FlexGO: A Unified Overlay for General Graph Neural Network Acceleration

Pramath Balisavira, Rishov Sarkar, Cong Hao
Georgia Institute of Technology


Abstract

Field Programmable Gate Arrays (FPGAs) provide abundant parallel computing resources suitable for energy-efficient and low-latency inference of Graph Neural Networks (GNNs). To address the limitations posed by the inflexibility of specialized FPGA-based GNN accelerators, prior research has developed accelerators to individually accelerate several GNN classes to cope with the increasing demand for multi-family GNN inference. However, the reconfiguration overhead incurred from model and parameter variations across such accelerators can be fatal for latency-critical applications.

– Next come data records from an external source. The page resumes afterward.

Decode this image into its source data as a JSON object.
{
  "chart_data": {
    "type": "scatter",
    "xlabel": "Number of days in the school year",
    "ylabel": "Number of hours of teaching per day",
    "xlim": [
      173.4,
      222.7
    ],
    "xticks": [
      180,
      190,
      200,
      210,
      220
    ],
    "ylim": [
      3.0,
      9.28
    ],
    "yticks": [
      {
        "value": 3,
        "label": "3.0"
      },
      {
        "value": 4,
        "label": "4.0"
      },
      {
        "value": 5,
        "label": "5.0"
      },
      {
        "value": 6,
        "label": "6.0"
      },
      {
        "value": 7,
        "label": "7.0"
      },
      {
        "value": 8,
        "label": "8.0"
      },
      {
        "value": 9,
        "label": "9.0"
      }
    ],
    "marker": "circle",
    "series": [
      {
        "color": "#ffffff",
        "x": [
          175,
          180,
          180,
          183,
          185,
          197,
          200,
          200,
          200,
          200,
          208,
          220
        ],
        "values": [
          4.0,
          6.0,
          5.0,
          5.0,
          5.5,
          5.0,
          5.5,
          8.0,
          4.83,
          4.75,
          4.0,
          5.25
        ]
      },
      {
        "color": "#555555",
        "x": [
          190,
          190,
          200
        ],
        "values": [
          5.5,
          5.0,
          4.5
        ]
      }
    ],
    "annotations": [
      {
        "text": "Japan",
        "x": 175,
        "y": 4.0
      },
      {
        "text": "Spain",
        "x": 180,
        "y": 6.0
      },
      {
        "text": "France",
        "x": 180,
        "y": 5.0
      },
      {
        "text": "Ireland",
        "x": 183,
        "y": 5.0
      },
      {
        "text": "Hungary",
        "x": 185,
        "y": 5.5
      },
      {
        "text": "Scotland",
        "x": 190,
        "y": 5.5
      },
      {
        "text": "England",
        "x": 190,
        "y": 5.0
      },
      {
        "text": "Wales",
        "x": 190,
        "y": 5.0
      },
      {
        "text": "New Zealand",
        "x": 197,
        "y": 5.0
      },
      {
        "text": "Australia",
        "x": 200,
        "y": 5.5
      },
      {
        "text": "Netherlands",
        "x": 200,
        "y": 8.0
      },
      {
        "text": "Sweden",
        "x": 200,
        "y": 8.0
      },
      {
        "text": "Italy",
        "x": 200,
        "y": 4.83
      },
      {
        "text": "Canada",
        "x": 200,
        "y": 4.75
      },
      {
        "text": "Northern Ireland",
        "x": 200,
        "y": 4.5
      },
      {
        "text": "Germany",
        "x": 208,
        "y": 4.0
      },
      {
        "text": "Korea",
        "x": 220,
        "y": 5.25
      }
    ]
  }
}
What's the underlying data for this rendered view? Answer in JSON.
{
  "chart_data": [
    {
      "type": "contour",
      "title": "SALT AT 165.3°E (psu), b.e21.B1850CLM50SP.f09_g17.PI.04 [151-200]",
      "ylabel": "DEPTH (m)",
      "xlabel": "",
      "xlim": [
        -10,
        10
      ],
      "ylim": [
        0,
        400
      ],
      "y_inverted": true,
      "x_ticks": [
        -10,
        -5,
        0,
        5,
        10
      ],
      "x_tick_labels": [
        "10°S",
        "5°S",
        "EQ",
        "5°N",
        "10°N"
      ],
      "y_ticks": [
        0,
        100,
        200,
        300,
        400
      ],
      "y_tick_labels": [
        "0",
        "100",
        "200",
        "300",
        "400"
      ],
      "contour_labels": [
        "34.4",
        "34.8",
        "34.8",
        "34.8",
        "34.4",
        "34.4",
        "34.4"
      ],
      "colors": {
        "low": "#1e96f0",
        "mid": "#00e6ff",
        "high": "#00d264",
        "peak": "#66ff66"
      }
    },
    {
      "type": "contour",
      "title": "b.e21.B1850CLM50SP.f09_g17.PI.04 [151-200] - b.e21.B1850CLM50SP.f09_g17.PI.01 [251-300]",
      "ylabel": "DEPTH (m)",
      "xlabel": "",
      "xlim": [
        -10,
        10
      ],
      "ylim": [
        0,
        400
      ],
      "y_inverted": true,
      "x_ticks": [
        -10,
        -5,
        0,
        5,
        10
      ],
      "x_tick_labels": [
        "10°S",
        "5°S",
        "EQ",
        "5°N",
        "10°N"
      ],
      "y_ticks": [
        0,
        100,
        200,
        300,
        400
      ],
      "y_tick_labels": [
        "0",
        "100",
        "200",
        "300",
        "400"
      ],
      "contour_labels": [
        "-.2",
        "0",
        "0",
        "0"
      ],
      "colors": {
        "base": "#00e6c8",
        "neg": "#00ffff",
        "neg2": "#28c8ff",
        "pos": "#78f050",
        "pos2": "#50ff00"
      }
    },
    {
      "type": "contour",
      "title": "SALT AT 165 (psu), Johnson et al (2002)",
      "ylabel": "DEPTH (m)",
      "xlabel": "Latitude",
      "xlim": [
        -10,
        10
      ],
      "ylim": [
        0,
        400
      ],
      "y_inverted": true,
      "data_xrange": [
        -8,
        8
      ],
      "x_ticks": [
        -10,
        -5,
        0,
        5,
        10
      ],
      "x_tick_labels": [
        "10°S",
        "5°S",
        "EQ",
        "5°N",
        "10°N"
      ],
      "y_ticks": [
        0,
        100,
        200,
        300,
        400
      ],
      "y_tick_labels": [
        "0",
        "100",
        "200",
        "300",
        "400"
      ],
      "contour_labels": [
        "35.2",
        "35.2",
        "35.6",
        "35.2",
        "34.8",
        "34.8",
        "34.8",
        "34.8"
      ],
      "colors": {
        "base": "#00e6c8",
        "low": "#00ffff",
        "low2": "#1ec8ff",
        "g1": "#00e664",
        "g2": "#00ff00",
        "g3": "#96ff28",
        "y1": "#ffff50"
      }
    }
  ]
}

Overlay processors significantly reduce FPGA reconfiguration time with compiler frameworks that map software-compiled GNN executables to a fixed GNN-agnostic FPGA microarchitecture. Limitations of state-of-the-art (SOTA) overlay processors include performance degradation and involvement of complex compiler frameworks. To retain generality and simultaneously inhibit performance loss, in this paper, we propose FlexGO, a compiler-free workload-agnostic unified overlay with both GNN-specific and GNN-agnostic hardware units for real-time inference. First, we propose a simple hardware-decoded instruction set for the run-time selection of GNN inference. Second, we implement a graph-preprocessing-free and scalable dataflow architecture that can effectively parallelize and optimize the node embedding, edge embedding, and message-passing stages of inference. Third, we achieve 33.74%, 58.51%, 61.55%, and 63.58% reduction in DSPs, LUTs, FFs, and BRAMs, respectively, against the cumulative resource utilization for all the supported GNNs' specialized implementations. Fourth, we implement our architecture on the Xilinx Alveo U50 FPGA board to evaluate the on-board end-to-end performance. FlexGO achieves a speedup of up to 16.23–272.35× against CPU (Intel 6226R) and 1.31–514.80× against GPU (Nvidia A6000) (with batch sizes 1 through 1024). We also outperform a SOTA software-programmable NPU accelerator by an average speedup of 1.55× for two models against their latency and throughput-optimized configurations across two datasets. We open-source our implementation code and bitstreams for all our design configurations on GitHub.